Thief (גִּנָּב, κλέτης). Among the Hebrews, the restitution that was required in case of theft was double the amount taken (Ex 20:3-8). If a sheep, however, was stolen, and had been slain or sold, fourfold was required; or if an ox, a fivefold restitution was to be made. The reason of this distinction was that sheep, being kept in the desert, were more exposed than other animals to be stolen; and oxen, being so indispensably necessary in an agricultural community, could not be taken from their owners without great injury and peculiar aggravation (Ex 22:1). In case the thief was unable to make the restitution demanded by the law, he was sold, with his wife and children, into servitude (ver. 3; 2Sa 12:6; 2Ki 4:1; comp. Ge 44:17). In later times, the fine is thought by some to have been increased (Pr 6:30-31). 'Whoever slew a thief who was attempting to break a house at night, i.e. any hour before sunrise, was left unpunished, since he did not know but that the thief might have a design upon his life, and he was unable also, owing to the darkness, to identify and thereby bring him to justice (Ex 22:2). — SEE THEFT.
"Men do not despise a thief," says Solomon, "if he steal to satisfy his soul when he is hungry. But if he be found, he shall-restore sevenfold; he shall give all the substance of his house" (Pr 6:30-31). Bishop Hall is of opinion that Solomon, in this passage, does not so much extenuate the crime of theft as point out the greater criminality of adultery; but we have abundant evidence that theft, unaccompanied by violence, was viewed more leniently by ancient than by modern legislators. Wilkinson says, "The Egyptians held a singular custom respecting theft and burglary. Those who followed the profession of thief gave in their name to the chief of the robbers and agreed that he should be informed of everything they might thenceforward steal the moment it was in their possession. In consequence of this, the owner of the lost goods always applied by letter to the chief for their recovery; and having stated their quality and quantity, the day and hour when they were stolen, and other requisite particulars, the goods were identified, and on payment of one quarter of their value they were restored to the applicant in the same state as when taken from his house; for, being fully persuaded of the impracticability of putting an entire check to robbery, either by the dread of punishment or by any other method that could be adopted by the most vigilant police, they considered it more for the advantage of the community that a certain sacrifice should be made, in order to secure the restitution of the remainder, than that the law, by taking on itself to protect the citizen and discover the offender, should be the indirect cause of greater loss; and that the Egyptians, like the Indians, and, I may say, the modern inhabitants of the Nile, were very expert in the art of thieving we have abundant testimony from ancient authors" (Anc. Egyptians, 2, 216). SEE STEAL.

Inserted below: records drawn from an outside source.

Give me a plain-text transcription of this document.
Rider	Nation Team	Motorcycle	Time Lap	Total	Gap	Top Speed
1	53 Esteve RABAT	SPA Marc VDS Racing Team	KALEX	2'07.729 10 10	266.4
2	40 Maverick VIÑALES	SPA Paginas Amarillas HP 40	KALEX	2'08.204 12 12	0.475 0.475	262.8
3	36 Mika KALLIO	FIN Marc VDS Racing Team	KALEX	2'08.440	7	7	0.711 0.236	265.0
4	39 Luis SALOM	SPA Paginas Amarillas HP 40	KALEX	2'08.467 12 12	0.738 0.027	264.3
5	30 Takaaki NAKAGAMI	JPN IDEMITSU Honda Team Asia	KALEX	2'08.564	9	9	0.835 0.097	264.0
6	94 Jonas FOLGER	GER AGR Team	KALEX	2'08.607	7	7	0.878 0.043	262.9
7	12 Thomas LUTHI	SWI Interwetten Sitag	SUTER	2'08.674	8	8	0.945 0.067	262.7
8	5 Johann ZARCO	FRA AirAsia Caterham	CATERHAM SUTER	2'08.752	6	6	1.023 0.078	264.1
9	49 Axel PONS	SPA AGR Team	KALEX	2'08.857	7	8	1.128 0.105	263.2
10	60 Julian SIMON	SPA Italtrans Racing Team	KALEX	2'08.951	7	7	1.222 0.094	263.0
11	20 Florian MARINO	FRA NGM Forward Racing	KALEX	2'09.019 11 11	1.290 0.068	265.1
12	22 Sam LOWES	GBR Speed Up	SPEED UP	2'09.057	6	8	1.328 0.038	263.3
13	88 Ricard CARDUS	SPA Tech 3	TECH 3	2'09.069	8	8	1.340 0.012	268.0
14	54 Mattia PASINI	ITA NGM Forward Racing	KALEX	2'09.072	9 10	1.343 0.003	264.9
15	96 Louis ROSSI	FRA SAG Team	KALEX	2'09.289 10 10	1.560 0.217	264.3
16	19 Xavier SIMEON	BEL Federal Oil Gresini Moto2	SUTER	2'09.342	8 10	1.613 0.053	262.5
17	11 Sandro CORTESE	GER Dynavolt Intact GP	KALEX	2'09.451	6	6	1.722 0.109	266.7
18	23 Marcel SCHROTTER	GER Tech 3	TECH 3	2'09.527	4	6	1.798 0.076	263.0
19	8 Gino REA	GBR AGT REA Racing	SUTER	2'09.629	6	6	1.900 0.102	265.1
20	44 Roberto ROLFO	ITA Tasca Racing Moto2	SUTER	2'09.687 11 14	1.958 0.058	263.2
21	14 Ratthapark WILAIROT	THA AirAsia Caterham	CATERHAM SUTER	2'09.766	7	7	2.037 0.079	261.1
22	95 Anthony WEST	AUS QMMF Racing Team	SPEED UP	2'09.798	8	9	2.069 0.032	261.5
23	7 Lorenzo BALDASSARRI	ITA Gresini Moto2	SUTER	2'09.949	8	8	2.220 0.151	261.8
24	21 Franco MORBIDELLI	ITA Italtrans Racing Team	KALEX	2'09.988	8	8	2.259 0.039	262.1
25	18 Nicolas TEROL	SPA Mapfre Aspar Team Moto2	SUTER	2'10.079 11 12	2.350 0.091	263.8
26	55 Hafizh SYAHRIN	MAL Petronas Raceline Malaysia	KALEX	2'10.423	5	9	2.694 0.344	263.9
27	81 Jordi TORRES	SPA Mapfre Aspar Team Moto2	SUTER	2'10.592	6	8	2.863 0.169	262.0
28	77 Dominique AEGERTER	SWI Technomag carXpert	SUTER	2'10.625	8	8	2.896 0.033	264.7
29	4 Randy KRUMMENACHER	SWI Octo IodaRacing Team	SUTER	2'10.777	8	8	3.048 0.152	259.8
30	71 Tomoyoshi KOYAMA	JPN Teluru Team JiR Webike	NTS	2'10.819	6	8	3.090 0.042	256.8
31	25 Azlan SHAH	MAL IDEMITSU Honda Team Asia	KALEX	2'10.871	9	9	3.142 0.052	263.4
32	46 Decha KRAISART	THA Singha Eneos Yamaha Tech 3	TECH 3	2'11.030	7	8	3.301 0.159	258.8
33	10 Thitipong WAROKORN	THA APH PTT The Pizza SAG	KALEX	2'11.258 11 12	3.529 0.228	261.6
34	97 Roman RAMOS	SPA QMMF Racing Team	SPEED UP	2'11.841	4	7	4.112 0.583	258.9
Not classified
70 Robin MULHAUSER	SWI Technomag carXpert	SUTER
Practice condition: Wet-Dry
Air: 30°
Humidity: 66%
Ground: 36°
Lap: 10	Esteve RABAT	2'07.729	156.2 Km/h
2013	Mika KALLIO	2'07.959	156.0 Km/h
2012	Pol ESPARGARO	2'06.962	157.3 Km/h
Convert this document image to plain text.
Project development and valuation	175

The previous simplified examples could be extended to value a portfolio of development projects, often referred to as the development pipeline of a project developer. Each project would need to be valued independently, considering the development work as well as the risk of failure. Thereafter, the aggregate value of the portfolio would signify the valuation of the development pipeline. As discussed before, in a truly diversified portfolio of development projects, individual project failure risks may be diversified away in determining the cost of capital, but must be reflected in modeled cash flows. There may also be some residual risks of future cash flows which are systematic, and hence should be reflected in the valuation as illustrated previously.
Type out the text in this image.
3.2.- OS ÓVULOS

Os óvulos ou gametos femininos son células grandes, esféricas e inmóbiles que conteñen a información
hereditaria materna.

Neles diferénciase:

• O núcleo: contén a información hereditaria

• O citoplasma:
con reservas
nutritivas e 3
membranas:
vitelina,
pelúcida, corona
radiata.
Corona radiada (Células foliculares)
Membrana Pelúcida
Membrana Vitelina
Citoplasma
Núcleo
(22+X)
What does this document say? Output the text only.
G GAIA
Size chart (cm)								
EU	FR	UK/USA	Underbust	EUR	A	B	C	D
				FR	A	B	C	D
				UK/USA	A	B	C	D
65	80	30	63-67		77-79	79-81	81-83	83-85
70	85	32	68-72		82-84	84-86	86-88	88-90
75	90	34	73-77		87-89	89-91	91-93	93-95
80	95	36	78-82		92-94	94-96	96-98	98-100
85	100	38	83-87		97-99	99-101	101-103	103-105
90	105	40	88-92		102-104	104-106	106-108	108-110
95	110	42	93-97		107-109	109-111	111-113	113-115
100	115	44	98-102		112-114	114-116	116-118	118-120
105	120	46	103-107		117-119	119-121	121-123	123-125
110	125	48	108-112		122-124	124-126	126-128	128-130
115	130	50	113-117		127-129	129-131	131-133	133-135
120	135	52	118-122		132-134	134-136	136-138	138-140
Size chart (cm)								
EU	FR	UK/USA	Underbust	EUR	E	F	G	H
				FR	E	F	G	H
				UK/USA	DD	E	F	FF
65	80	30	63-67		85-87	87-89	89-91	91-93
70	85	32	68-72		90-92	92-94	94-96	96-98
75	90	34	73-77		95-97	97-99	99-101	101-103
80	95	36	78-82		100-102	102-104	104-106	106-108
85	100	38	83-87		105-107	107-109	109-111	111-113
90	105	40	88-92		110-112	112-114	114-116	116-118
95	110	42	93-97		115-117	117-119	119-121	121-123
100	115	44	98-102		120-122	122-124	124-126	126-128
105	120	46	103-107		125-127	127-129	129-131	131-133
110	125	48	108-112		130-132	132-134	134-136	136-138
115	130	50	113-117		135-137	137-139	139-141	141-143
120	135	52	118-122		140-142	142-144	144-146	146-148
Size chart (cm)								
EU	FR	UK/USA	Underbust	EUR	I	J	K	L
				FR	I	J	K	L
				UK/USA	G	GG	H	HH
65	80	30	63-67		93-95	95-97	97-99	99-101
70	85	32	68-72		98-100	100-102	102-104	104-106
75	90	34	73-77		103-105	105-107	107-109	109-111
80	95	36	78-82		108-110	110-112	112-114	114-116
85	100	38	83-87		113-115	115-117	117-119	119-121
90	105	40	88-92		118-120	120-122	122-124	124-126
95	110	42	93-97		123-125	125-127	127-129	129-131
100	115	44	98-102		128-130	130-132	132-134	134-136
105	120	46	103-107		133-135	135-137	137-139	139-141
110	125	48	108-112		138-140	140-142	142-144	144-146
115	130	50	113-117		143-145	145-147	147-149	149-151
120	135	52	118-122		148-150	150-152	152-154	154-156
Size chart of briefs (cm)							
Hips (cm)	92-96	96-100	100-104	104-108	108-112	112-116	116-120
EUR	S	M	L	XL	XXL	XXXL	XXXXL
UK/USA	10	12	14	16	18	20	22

The criminals who were crucified with our Lord appear to have been, not "thieves" in the ordinary sense of the word, but rather public robbers or highwaymen (λῃστής is carefully distinguished from κλέπτης, Joh 10:8), 1. . fellow-insurgents with Barabbas; for it is said that he "lay bound with them that had made insurrection with him in the city, who had committed murder in the insurrection" (Mr 15:7). These malefactors, as bishop Maltby has well observed, "were not thieves who robbed all for profit, but men who had taken up arms on a principle of resistance to the Roman oppression, and to what they thought an unlawful burden, the tribute-money; who made no scruple to rob all the Romans, and when engaged in these unlawful causes made less difference between Jews and Romans than they at first meant to do" (Sermons [1819-22], vol. 1). SEE ROBBER.